井上 半分は正解ですかね(笑)。あとがきでも書いたんですが……《異形》の第一巻『ラヴ・フリーク』を書店で初めて手に取ってから、その十日ほど後に星さんが亡くなって。その少し前、《異形》第一巻と同時進行で、やはりコンテスト出身の太田忠司さんを中心にショートショート・アンソロジー『悪夢が嗤う瞬間』》を作っていた時、新井素子さんのご紹介で執筆者一同、星さんの奥様にご挨拶に伺ったことがありました。その年の暮れだったので本当にショックでした。《異形》の滑り出しの頃ですね。強い意気込みの一方で、SFマガジンに追悼文を書かなければならないという複雑な心境でした。それから一年後に、僕は《異形》で星さんと同時に日本SF大賞の特別賞を頂いた。これはもう、ショートショートという小説形式を守れというメッセージだろうと。今回のタイトルも、僕が初めて読んだ星さんのショートショート集『ひとにぎりの未来』から採りました。そもそもショートショートこそ、「異形」の文学様式の最たるものだという意味も込めまして。

同じくP.101より。

編集部 あえて十枚以内にすることでバラエティを出そう、ということですね。
井上 その結果、新井素子さんの十枚の最新SFもあれば、たった四行でニヤリとさせる横田順彌ヨコジュン)作品もある。川又千秋さんは「三百字小説」十二本立てが一本のショートショートになるものを、倉阪鬼一郎さんの八百字の怪談もあればいつもは百枚以上平然と書いてくる朝松健さんの四千字の室町ホラーもある。皆川博子さんのタイポグラフィもあれば、幻の作家になっていた西秋生さんの大傑作、燻し銀のような眉村卓さんの最新作も……という具合で、各作家それぞれのショートショート観が表れて、愉しい仕事でしたね。

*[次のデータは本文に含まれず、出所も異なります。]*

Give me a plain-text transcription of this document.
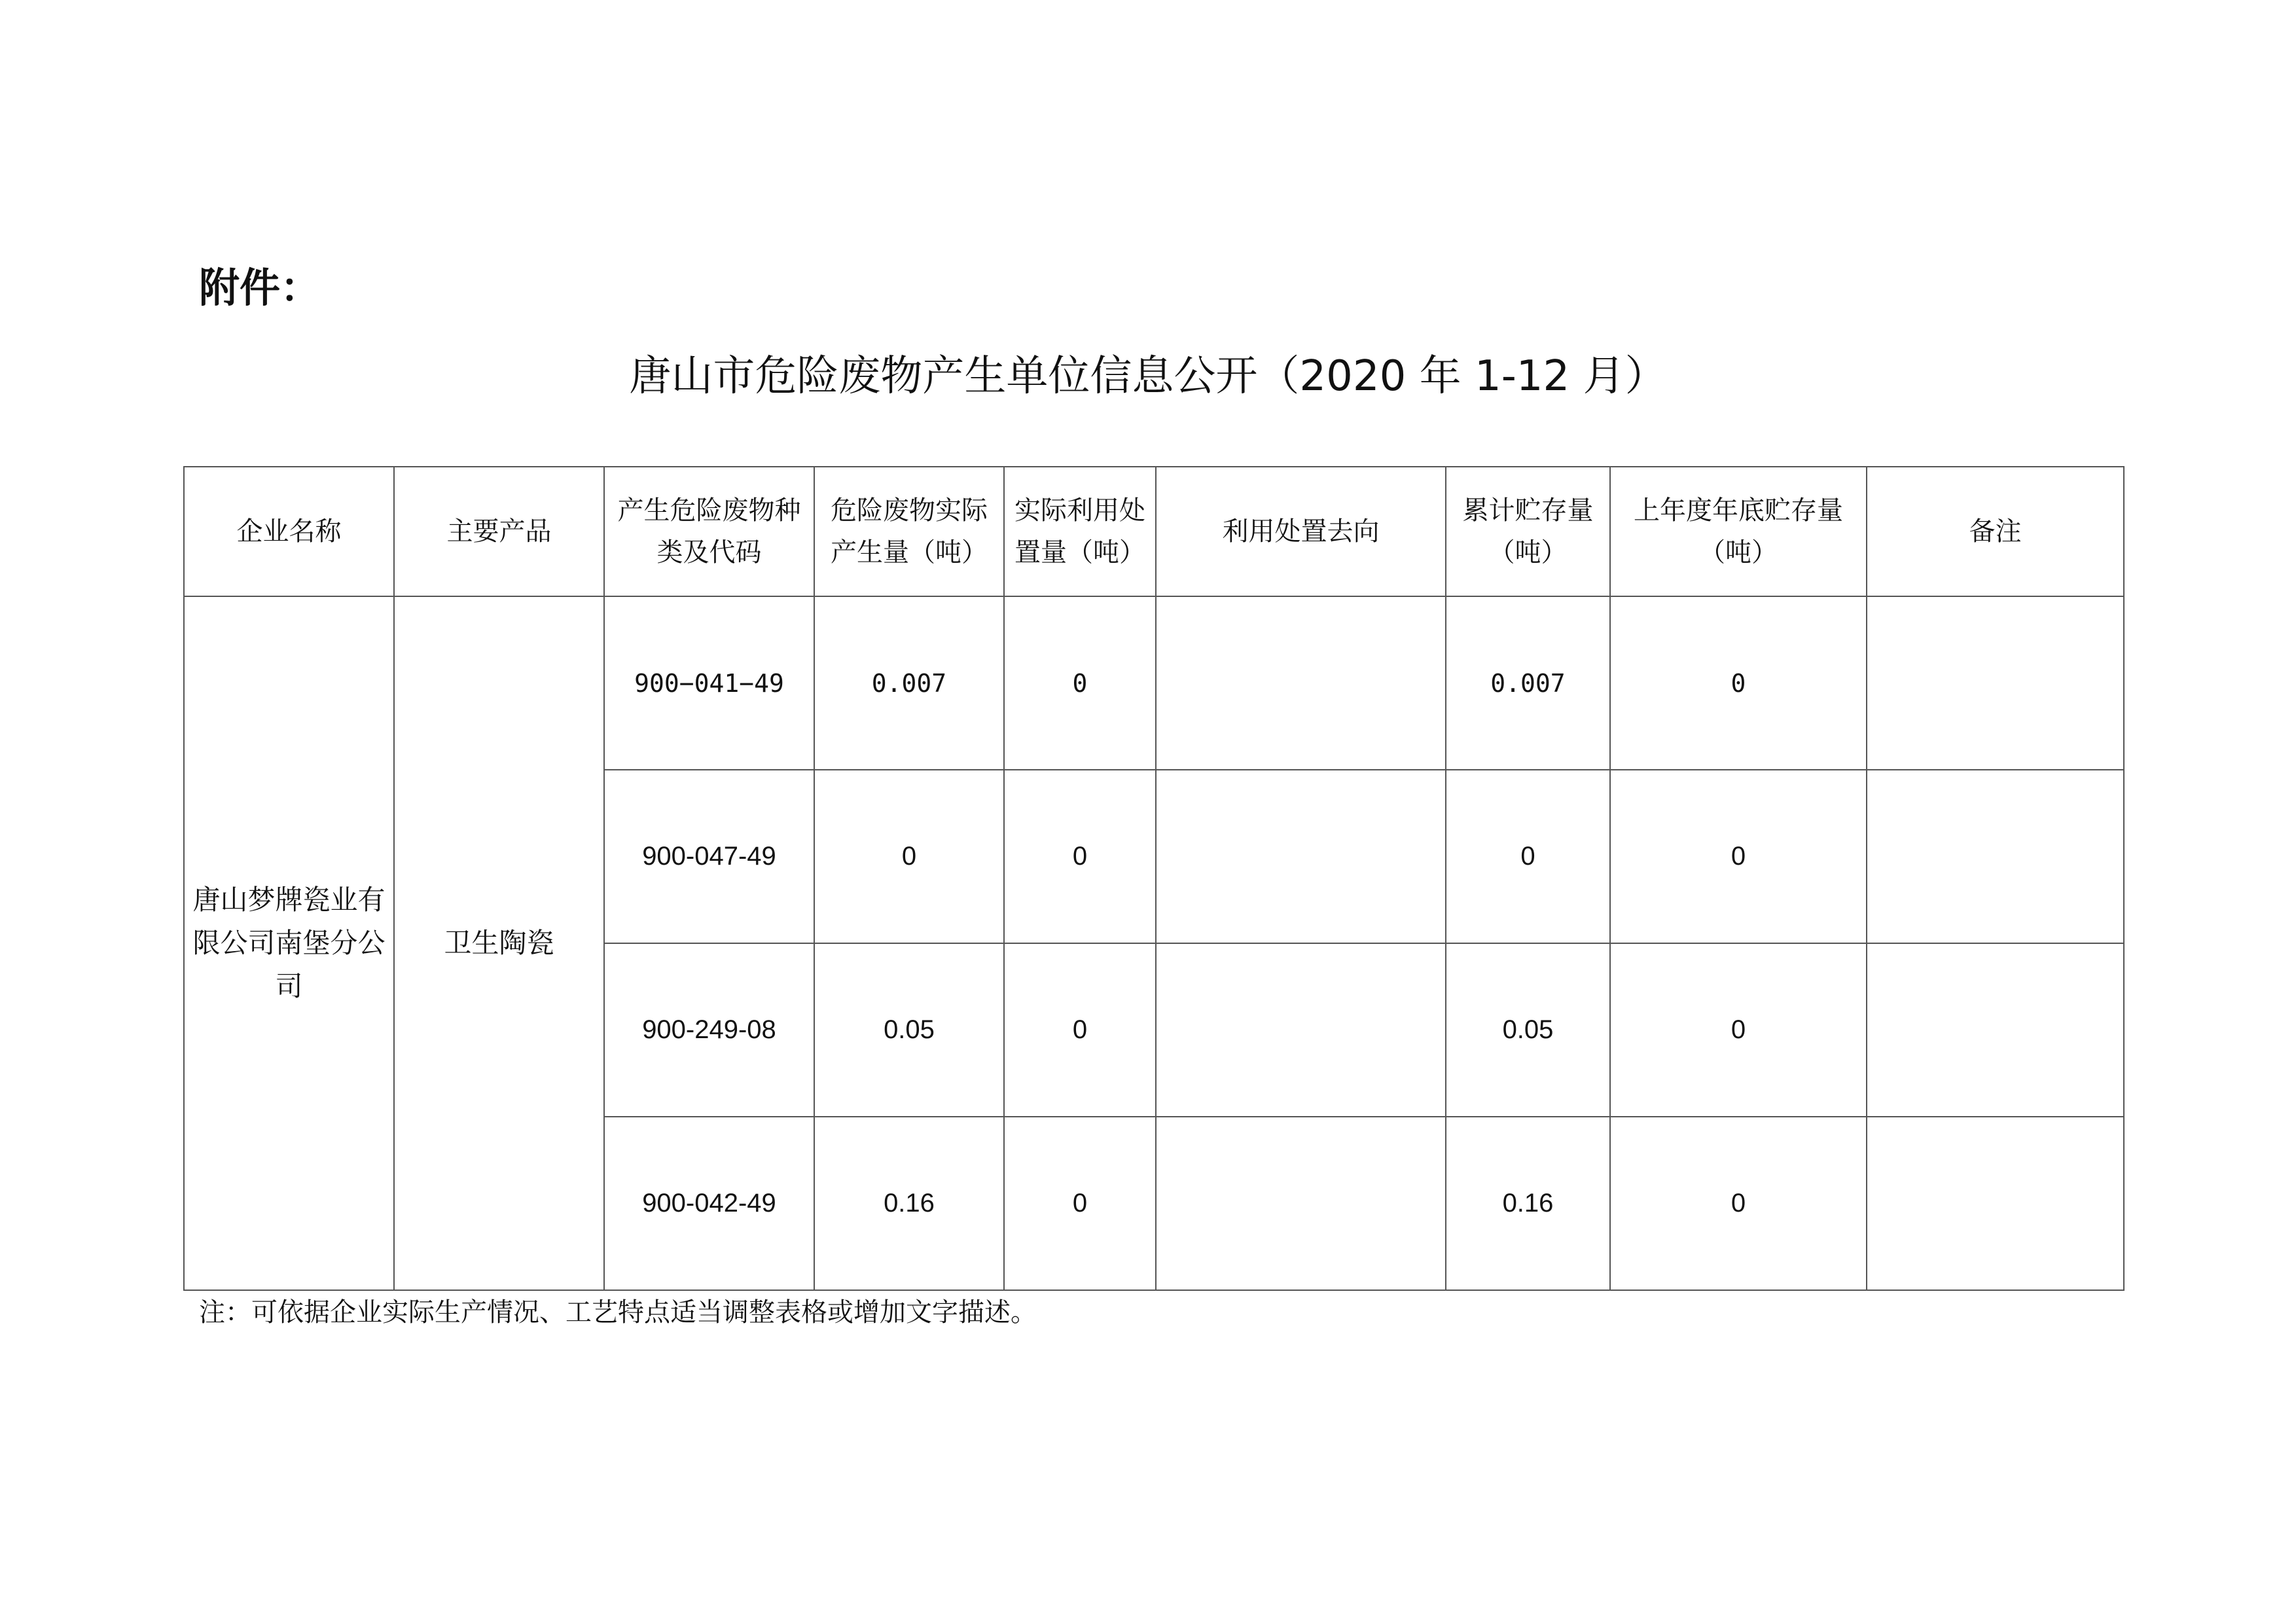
附件：
唐山市危险废物产生单位信息公开（2020 年 1-12 月）
企业名称	主要产品	产生危险废物种类及代码	危险废物实际产生量（吨）	实际利用处置量（吨）	利用处置去向	累计贮存量（吨）	上年度年底贮存量（吨）	备注
唐山梦牌瓷业有限公司南堡分公司	卫生陶瓷	900−041−49	0.007	0		0.007	0	
		900-047-49	0	0		0	0	
		900-249-08	0.05	0		0.05	0	
		900-042-49	0.16	0		0.16	0	
注：可依据企业实际生产情况、工艺特点适当调整表格或增加文字描述。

P.120では「ホシヅルパーティー2007」のレポートがあり、当日の模様を伝える文章や新井素子さんの写真などが掲載されている。
最後に「SF BOOK SCOPE」の風野春樹の書評で『ほしのはじまり』が取り上げられている。P.122より。

『ほしのはじまり』(二六二五円/角川書店)は星チルドレンを自任する新井素子が編んだ星新一ショートショート選集。厳選された五十四篇のほか『星新一の作品集』の月報に掲載された単行本未収録エッセイ「星くずのかご」と、新井素子の思い入れたっぷりの「なかがき」、ワールドコンでの最相葉月との対談が収録されているのもうれしい。